Ron Dror, PhD, et son équipe à Stanford ont utilisé des simulations informatiques pour confirmer que c’est ce qui pourrait se produire lorsque le LSD engage sa protéine réceptrice dans un cerveau humain.

« Il existe un médicament contre les maux de tête qui se lie au même récepteur que le LSD », a déclaré Dror. « Les deux médicaments se lient dans la même poche du récepteur, mais la forme de cette poche de liaison est différente lorsqu’un médicament ou l’autre est lié. Nous avons utilisé des simulations informatiques pour aider à expliquer pourquoi les deux médicaments favorisent des formes de poche de liaison différentes.

Un autre aspect de ce travail de calcul s’est concentré sur le fait que le site du récepteur n’est pas statique – le récepteur et le médicament sont tous deux très dynamiques.  » Ils se tortillent tout le temps, a déclaré Dror. « On a observé depuis longtemps que les voyages sous LSD sont longs. Les simulations ont permis d’expliquer pourquoi le récepteur s’accroche au LSD aussi longtemps malgré le fait qu’ils aient une connexion aussi dynamique. »

Roth a déclaré : « Nous ne préconisons pas l’utilisation du LSD ; il est potentiellement très dangereux. Mais il pourrait avoir des utilisations médicinales potentielles, dont certaines ont été rapportées dans la littérature médicale il y a des décennies. Maintenant que nous avons résolu la structure du LSD lié à un récepteur, nous apprenons ce qui le rend si puissant. »
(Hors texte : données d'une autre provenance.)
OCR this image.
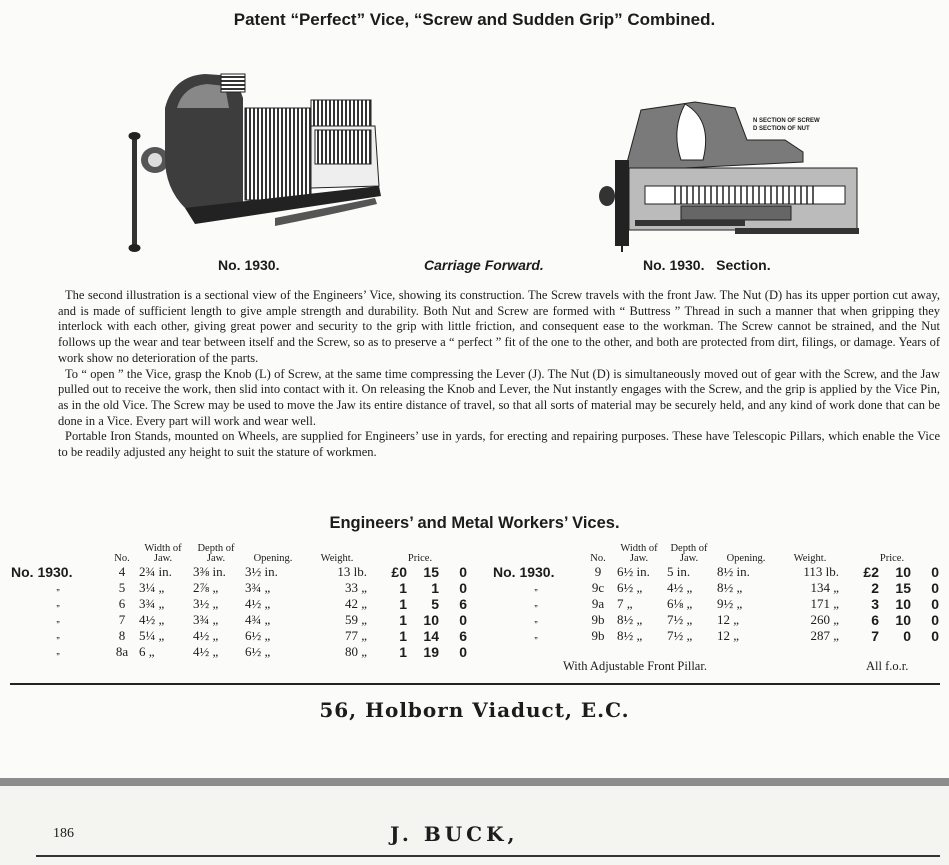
Patent “Perfect” Vice, “Screw and Sudden Grip” Combined.
N SECTION OF SCREW
D SECTION OF NUT
No. 1930.	Carriage Forward.	No. 1930.   Section.

The second illustration is a sectional view of the Engineers’ Vice, showing its construction. The Screw travels with the front Jaw. The Nut (D) has its upper portion cut away, and is made of sufficient length to give ample strength and durability. Both Nut and Screw are formed with “ Buttress ” Thread in such a manner that when gripping they interlock with each other, giving great power and security to the grip with little friction, and consequent ease to the workman. The Screw cannot be strained, and the Nut follows up the wear and tear between itself and the Screw, so as to preserve a “ perfect ” fit of the one to the other, and both are protected from dirt, filings, or damage. Years of work show no deterioration of the parts.

To “ open ” the Vice, grasp the Knob (L) of Screw, at the same time compressing the Lever (J). The Nut (D) is simultaneously moved out of gear with the Screw, and the Jaw pulled out to receive the work, then slid into contact with it. On releasing the Knob and Lever, the Nut instantly engages with the Screw, and the grip is applied by the Vice Pin, as in the old Vice. The Screw may be used to move the Jaw its entire distance of travel, so that all sorts of material may be securely held, and any kind of work done that can be done in a Vice. Every part will work and wear well.

Portable Iron Stands, mounted on Wheels, are supplied for Engineers’ use in yards, for erecting and repairing purposes. These have Telescopic Pillars, which enable the Vice to be readily adjusted any height to suit the stature of workmen.

Engineers’ and Metal Workers’ Vices.
	No.	Width of Jaw.	Depth of Jaw.	Opening.	Weight.	Price.		
No. 1930.	4	2¾ in.	3⅜ in.	3½ in.	13 lb.	£0	15	0
„	5	3¼ „	2⅞ „	3¾ „	33 „	1	1	0
„	6	3¾ „	3½ „	4½ „	42 „	1	5	6
„	7	4½ „	3¾ „	4¾ „	59 „	1	10	0
„	8	5¼ „	4½ „	6½ „	77 „	1	14	6
„	8a	6 „	4½ „	6½ „	80 „	1	19	0
	No.	Width of Jaw.	Depth of Jaw.	Opening.	Weight.	Price.		
No. 1930.	9	6½ in.	5 in.	8½ in.	113 lb.	£2	10	0
„	9c	6½ „	4½ „	8½ „	134 „	2	15	0
„	9a	7 „	6⅛ „	9½ „	171 „	3	10	0
„	9b	8½ „	7½ „	12 „	260 „	6	10	0
„	9b	8½ „	7½ „	12 „	287 „	7	0	0
With Adjustable Front Pillar.	All f.o.r.
56, Holborn Viaduct, E.C.
186	J. BUCK,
Wacker a ajouté : « Je pense qu’il est important pour l’industrie pharmaceutique de comprendre que si vous modifiez un seul aspect minuscule de tout composé, vous pourriez affecter la façon dont il se place dans le récepteur. Et par conséquent, vous pourriez affecter la façon dont le composé fonctionne »

Le National Institute of Mental Health, une bourse de recherche de la faculté Terman et la chaire distinguée de pharmacologie Michael Hooker à l’UNC ont financé cette recherche.
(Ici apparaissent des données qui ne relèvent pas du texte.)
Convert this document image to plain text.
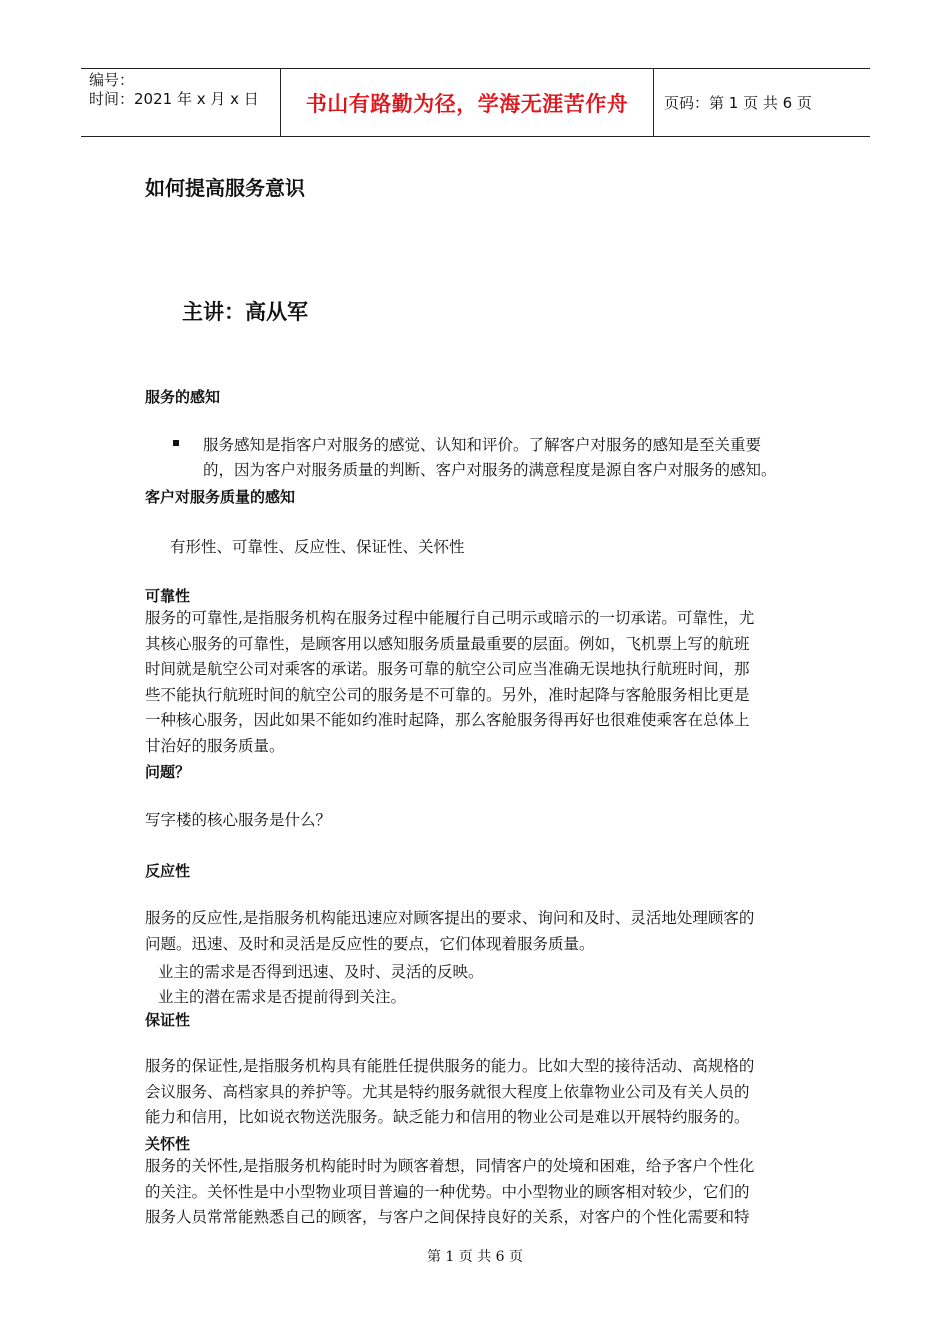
编号：
时间：2021 年 x 月 x 日	书山有路勤为径，学海无涯苦作舟	页码：第 1 页 共 6 页
如何提高服务意识
主讲：高从军
服务的感知
服务感知是指客户对服务的感觉、认知和评价。了解客户对服务的感知是至关重要
的，因为客户对服务质量的判断、客户对服务的满意程度是源自客户对服务的感知。
客户对服务质量的感知
有形性、可靠性、反应性、保证性、关怀性
可靠性
服务的可靠性,是指服务机构在服务过程中能履行自己明示或暗示的一切承诺。可靠性，尤
其核心服务的可靠性，是顾客用以感知服务质量最重要的层面。例如，飞机票上写的航班
时间就是航空公司对乘客的承诺。服务可靠的航空公司应当准确无误地执行航班时间，那
些不能执行航班时间的航空公司的服务是不可靠的。另外，准时起降与客舱服务相比更是
一种核心服务，因此如果不能如约准时起降，那么客舱服务得再好也很难使乘客在总体上
甘治好的服务质量。
问题？
写字楼的核心服务是什么？
反应性
服务的反应性,是指服务机构能迅速应对顾客提出的要求、询问和及时、灵活地处理顾客的
问题。迅速、及时和灵活是反应性的要点，它们体现着服务质量。
业主的需求是否得到迅速、及时、灵活的反映。
业主的潜在需求是否提前得到关注。
保证性
服务的保证性,是指服务机构具有能胜任提供服务的能力。比如大型的接待活动、高规格的
会议服务、高档家具的养护等。尤其是特约服务就很大程度上依靠物业公司及有关人员的
能力和信用，比如说衣物送洗服务。缺乏能力和信用的物业公司是难以开展特约服务的。
关怀性
服务的关怀性,是指服务机构能时时为顾客着想，同情客户的处境和困难，给予客户个性化
的关注。关怀性是中小型物业项目普遍的一种优势。中小型物业的顾客相对较少，它们的
服务人员常常能熟悉自己的顾客，与客户之间保持良好的关系，对客户的个性化需要和特
第 1 页 共 6 页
Les autres auteurs sont les associés de recherche de l’UNC David Nichols, PhD, Sheng Wang, PhD, Tao Che, PhD ; les étudiants diplômés de l’UNC Katherine Lansu et Zachary Schools ; l’étudiant diplômé de Stanford Robin Betz et le boursier postdoctoral de Stanford A. J. Venkatakrishnan, PhD ; et Brian Shoichet, PhD, professeur de chimie pharmaceutique à l’Université de Californie-San Francisco, et le postdoc de l’UCSF Anat Levit, PhD.